An old plane is not by definition an unsafe plane, but metal fatigue can afflict planes that are more than 30 years old. The phenomenon’s cumulative effects often appear on the surface of or within the wings in the form of fatigue cracks. It can be difficult or impossible to detect these cracks by sight alone, and the repair costs can exceed the value of the plane itself, but the consequences of failing to find and fix this damage can be devastating: A wing could fall off in flight.
As noted in this issue’s Grumman story, fatigue cracks appear to have played a role in the Miami Mallard crash. Wing losses traced to fatigue cracks caused three separate fatal accidents—in 1999, 2003, and 2004—in the Beechcraft T-34, a popular World War II–era military training aircraft. Since the first accident, the T-34 community and the FAA have sought a solution that addresses the problems without forcing owners to choose between making expensive, and possibly unnecessary, repairs or grounding their planes.
Another vintage training plane, the T6, shed a wing in a May 2005 accident that killed two pilots; this, too, was blamed on fatigue cracks. Also, in 2003, the FAA required wing inspections for several models of 400-series twin Cessnas because of potential cracks. In addition, a pair of 2002 fatal crashes involving elderly ex-military aircraft that had been adapted for fighting wildfires were attributed to cracks worsened by inadequate maintenance. Several news stations broadcast video of one of those crashes, which showed the wings dropping in tandem from the plane before it struck the ground.
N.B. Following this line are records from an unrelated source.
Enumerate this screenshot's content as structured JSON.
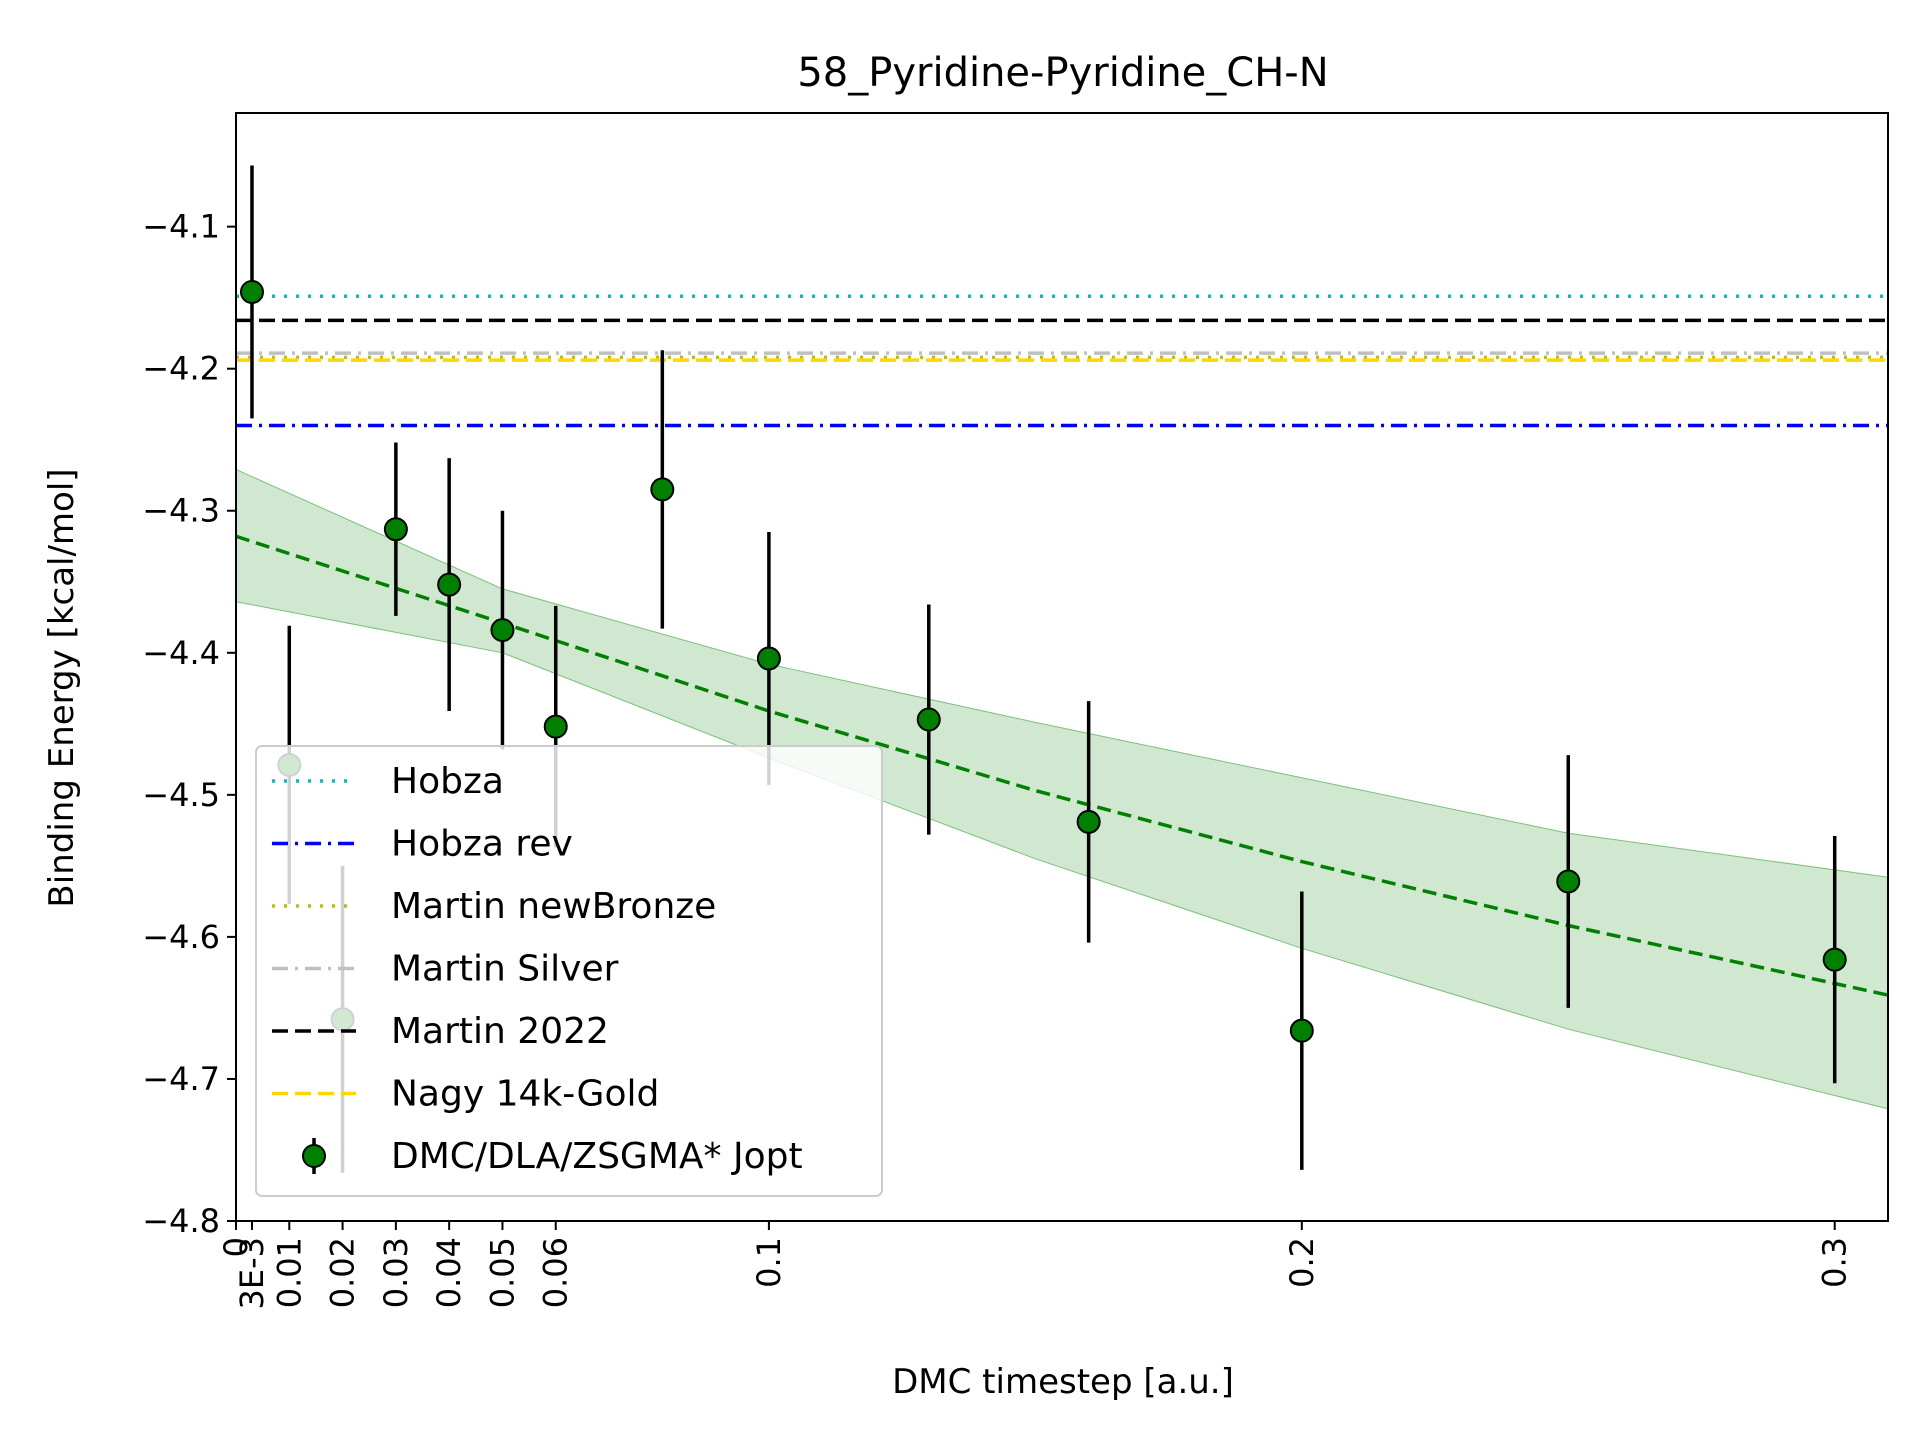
{
  "chart_data": {
    "type": "scatter",
    "title": "58_Pyridine-Pyridine_CH-N",
    "xlabel": "DMC timestep [a.u.]",
    "ylabel": "Binding Energy [kcal/mol]",
    "xlim": [
      0,
      0.31
    ],
    "ylim": [
      -4.8,
      -4.02
    ],
    "grid": false,
    "legend_position": "lower-left",
    "x_ticks": [
      {
        "value": 0,
        "label": "0"
      },
      {
        "value": 0.003,
        "label": "3E-3"
      },
      {
        "value": 0.01,
        "label": "0.01"
      },
      {
        "value": 0.02,
        "label": "0.02"
      },
      {
        "value": 0.03,
        "label": "0.03"
      },
      {
        "value": 0.04,
        "label": "0.04"
      },
      {
        "value": 0.05,
        "label": "0.05"
      },
      {
        "value": 0.06,
        "label": "0.06"
      },
      {
        "value": 0.1,
        "label": "0.1"
      },
      {
        "value": 0.2,
        "label": "0.2"
      },
      {
        "value": 0.3,
        "label": "0.3"
      }
    ],
    "y_ticks": [
      {
        "value": -4.1,
        "label": "−4.1"
      },
      {
        "value": -4.2,
        "label": "−4.2"
      },
      {
        "value": -4.3,
        "label": "−4.3"
      },
      {
        "value": -4.4,
        "label": "−4.4"
      },
      {
        "value": -4.5,
        "label": "−4.5"
      },
      {
        "value": -4.6,
        "label": "−4.6"
      },
      {
        "value": -4.7,
        "label": "−4.7"
      },
      {
        "value": -4.8,
        "label": "−4.8"
      }
    ],
    "reference_lines": [
      {
        "name": "Hobza",
        "y": -4.149,
        "color": "#00bfbf",
        "dash": "dotted"
      },
      {
        "name": "Hobza rev",
        "y": -4.24,
        "color": "#0000ff",
        "dash": "dashdot"
      },
      {
        "name": "Martin newBronze",
        "y": -4.192,
        "color": "#bfbf00",
        "dash": "dotted"
      },
      {
        "name": "Martin Silver",
        "y": -4.189,
        "color": "#c0c0c0",
        "dash": "dashdot"
      },
      {
        "name": "Martin 2022",
        "y": -4.166,
        "color": "#000000",
        "dash": "dashed"
      },
      {
        "name": "Nagy 14k-Gold",
        "y": -4.194,
        "color": "#ffd700",
        "dash": "dashed"
      }
    ],
    "series": [
      {
        "name": "DMC/DLA/ZSGMA* Jopt",
        "color": "#008000",
        "points": [
          {
            "x": 0.003,
            "y": -4.146,
            "err": 0.089
          },
          {
            "x": 0.01,
            "y": -4.479,
            "err": 0.098
          },
          {
            "x": 0.02,
            "y": -4.658,
            "err": 0.108
          },
          {
            "x": 0.03,
            "y": -4.313,
            "err": 0.061
          },
          {
            "x": 0.04,
            "y": -4.352,
            "err": 0.089
          },
          {
            "x": 0.05,
            "y": -4.384,
            "err": 0.084
          },
          {
            "x": 0.06,
            "y": -4.452,
            "err": 0.085
          },
          {
            "x": 0.08,
            "y": -4.285,
            "err": 0.098
          },
          {
            "x": 0.1,
            "y": -4.404,
            "err": 0.089
          },
          {
            "x": 0.13,
            "y": -4.447,
            "err": 0.081
          },
          {
            "x": 0.16,
            "y": -4.519,
            "err": 0.085
          },
          {
            "x": 0.2,
            "y": -4.666,
            "err": 0.098
          },
          {
            "x": 0.25,
            "y": -4.561,
            "err": 0.089
          },
          {
            "x": 0.3,
            "y": -4.616,
            "err": 0.087
          }
        ]
      }
    ],
    "fit": {
      "color": "#008000",
      "band_color": "#a8d5a8",
      "x": [
        0,
        0.05,
        0.1,
        0.15,
        0.2,
        0.25,
        0.31
      ],
      "y": [
        -4.318,
        -4.379,
        -4.441,
        -4.497,
        -4.547,
        -4.592,
        -4.641
      ],
      "lower": [
        -4.364,
        -4.4,
        -4.474,
        -4.545,
        -4.608,
        -4.665,
        -4.721
      ],
      "upper": [
        -4.271,
        -4.355,
        -4.408,
        -4.449,
        -4.488,
        -4.527,
        -4.558
      ]
    }
  }
}
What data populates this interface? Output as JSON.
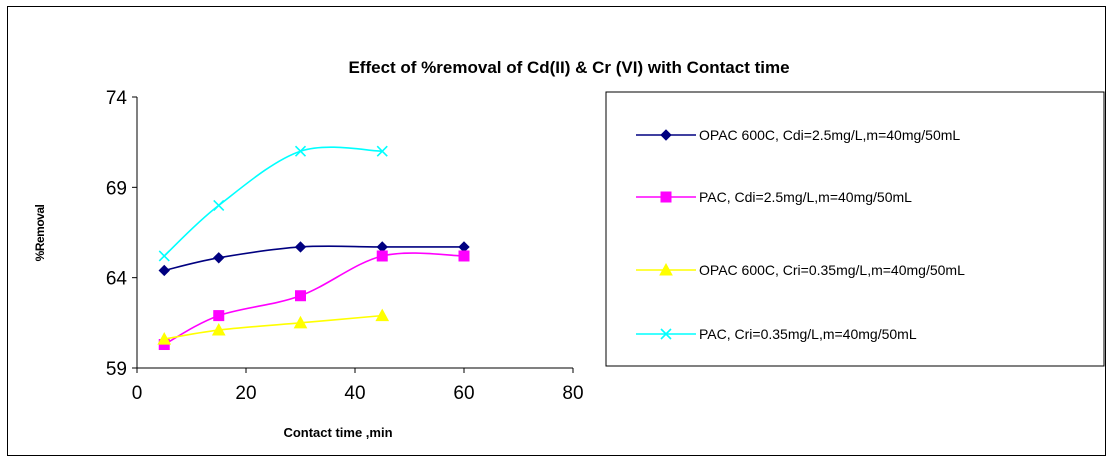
{
  "chart_data": {
    "type": "line",
    "title": "Effect of %removal of Cd(II) & Cr (VI) with Contact time",
    "xlabel": "Contact time ,min",
    "ylabel": "%Removal",
    "xlim": [
      0,
      80
    ],
    "ylim": [
      59,
      74
    ],
    "xticks": [
      0,
      20,
      40,
      60,
      80
    ],
    "yticks": [
      59,
      64,
      69,
      74
    ],
    "grid": false,
    "legend_position": "right",
    "series": [
      {
        "name": "OPAC 600C, Cdi=2.5mg/L,m=40mg/50mL",
        "color": "#000080",
        "marker": "diamond",
        "x": [
          5,
          15,
          30,
          45,
          60
        ],
        "y": [
          64.4,
          65.1,
          65.7,
          65.7,
          65.7
        ]
      },
      {
        "name": "PAC, Cdi=2.5mg/L,m=40mg/50mL",
        "color": "#ff00ff",
        "marker": "square",
        "x": [
          5,
          15,
          30,
          45,
          60
        ],
        "y": [
          60.3,
          61.9,
          63.0,
          65.2,
          65.2
        ]
      },
      {
        "name": "OPAC 600C, Cri=0.35mg/L,m=40mg/50mL",
        "color": "#ffff00",
        "marker": "triangle",
        "x": [
          5,
          15,
          30,
          45
        ],
        "y": [
          60.6,
          61.1,
          61.5,
          61.9
        ]
      },
      {
        "name": "PAC, Cri=0.35mg/L,m=40mg/50mL",
        "color": "#00ffff",
        "marker": "x",
        "x": [
          5,
          15,
          30,
          45
        ],
        "y": [
          65.2,
          68.0,
          71.0,
          71.0
        ]
      }
    ]
  }
}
Despite these accidents, age-related structural failures are rare, and according to an internal FAA survey of accidents involving general aviation planes that was cited by the Experimental Aircraft Association (EAA), metal fatigue does not rank among the top five causes of crashes.
The fact remains, however, that the average age of a general aviation plane—one that weighs less than 12,500 pounds—exceeds 30 years, and it is unlikely that the people who built Grummans and other aircraft in the early to mid-20th century expected that these planes still would be flying. Warplane makers, in particular, rightly worried more about building machines that could withstand a hit from a 20 mm bullet than the slow-acting scourge of corrosion.
The FAA, EAA, and other leading aviation groups have endorsed a set of maintenance guidelines released in September 2003 and titled Best Practices Guide for Maintaining Aging General Aviation Airplanes. The publication’s 17-strong team of authors draws an analogy between an aging plane and an aging person: Growing older does not necessarily mean becoming unfit, but it does demand greater attention to bodily maintenance. “Health professionals recommend increasingly more intrusive ‘inspections’ as people age,” the guide states. “People accept these recommendations and generally request more thorough physicals as they get older.”
H.G. Frautschy, editor of Vintage Airplane magazine and executive director of the EAA’s Vintage Aircraft Association, agrees with that assessment. “These planes can be operated safely,” he says “but you have to put the work in.”